Brief Bioinform. 2024 Nov 22;26(1). doi: 10.1093/bib/bbae675.
Enzymes are molecular machines optimized by nature to allow otherwise impossible chemical processes to occur. Their design is a challenging task due to the complexity of the protein space and the intricate relationships between sequence, structure, and function. Recently, large language models (LLMs) have emerged as powerful tools for modeling and analyzing biological sequences, but their application to protein design is limited by the high cardinality of the protein space. This study introduces a framework that combines LLMs with genetic algorithms (GAs) to optimize enzymes. LLMs are trained on a large dataset of protein sequences to learn relationships between amino acid residues linked to structure and function. This knowledge is then leveraged by GAs to efficiently search for sequences with improved catalytic performance. We focused on two optimization tasks: improving the feasibility of biochemical reactions and increasing their turnover rate. Systematic evaluations on 105 biocatalytic reactions demonstrated that the LLM-GA framework generated mutants outperforming the wild-type enzymes in terms of feasibility in 90% of the instances. Further in-depth evaluation of seven reactions reveals the power of this methodology to make "the best of both worlds" and create mutants with structural features and flexibility comparable with the wild types. Our approach advances the state-of-the-art computational design of biocatalysts, ultimately opening opportunities for more sustainable chemical processes.

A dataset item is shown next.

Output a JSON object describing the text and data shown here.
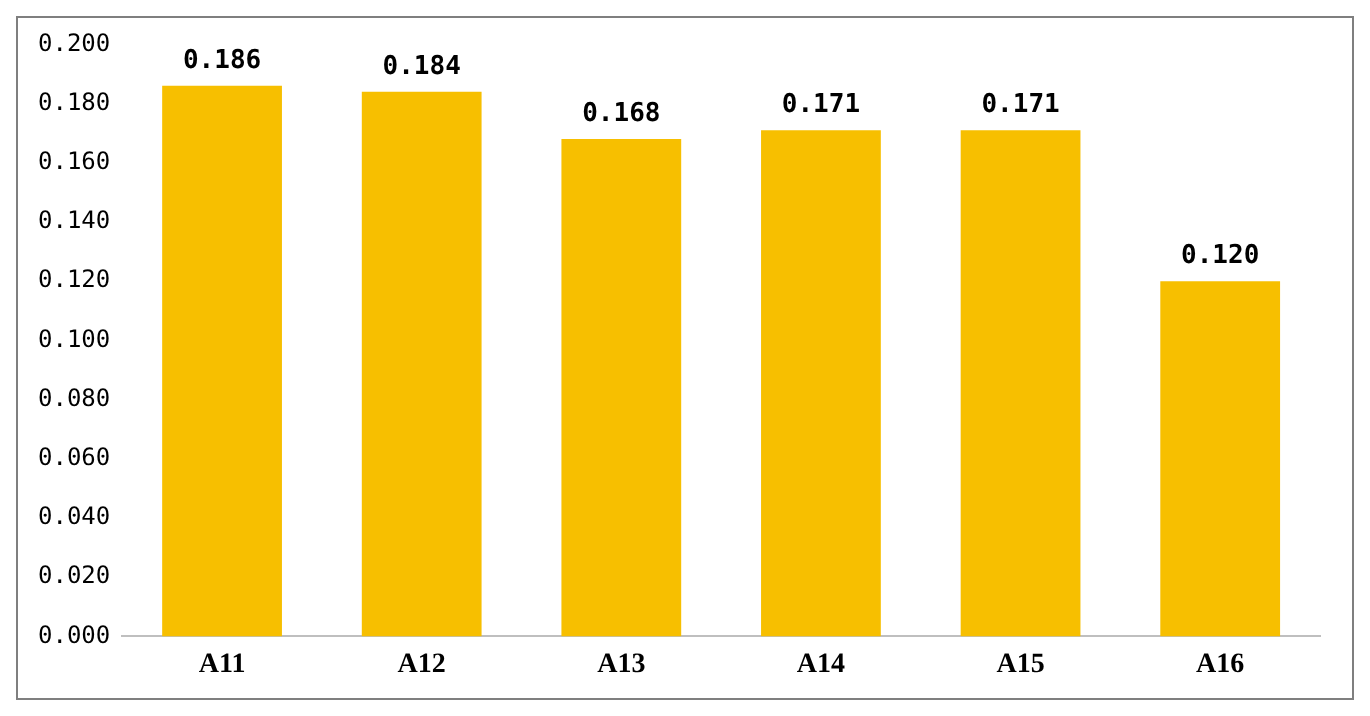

酶是自然界优化的分子机器,能使原本不可能发生的化学过程得以发生。由于蛋白质空间的复杂性以及序列、结构和功能之间的复杂关系,酶的设计是一项具有挑战性的任务。最近,大语言模型(LLMs)已成为建模和分析生物序列的强大工具,但其在蛋白质设计中的应用受到蛋白质空间高基数的限制。本研究引入了一个将大语言模型与遗传算法(GAs)相结合以优化酶的框架。大语言模型在一个大型蛋白质序列数据集上进行训练,以学习与结构和功能相关的氨基酸残基之间的关系。然后,遗传算法利用这些知识有效地搜索具有改进催化性能的序列。我们专注于两项优化任务:提高生化反应的可行性和提高其周转速率。对105个生物催化反应的系统评估表明,在90%的情况下,大语言模型-遗传算法框架生成的突变体在可行性方面优于野生型酶。对七个反应的进一步深入评估揭示了这种方法“两全其美”的能力,并创造出具有与野生型相当的结构特征和灵活性的突变体。我们的方法推动了生物催化剂计算设计的最新技术水平,最终为更可持续的化学过程开辟了机会。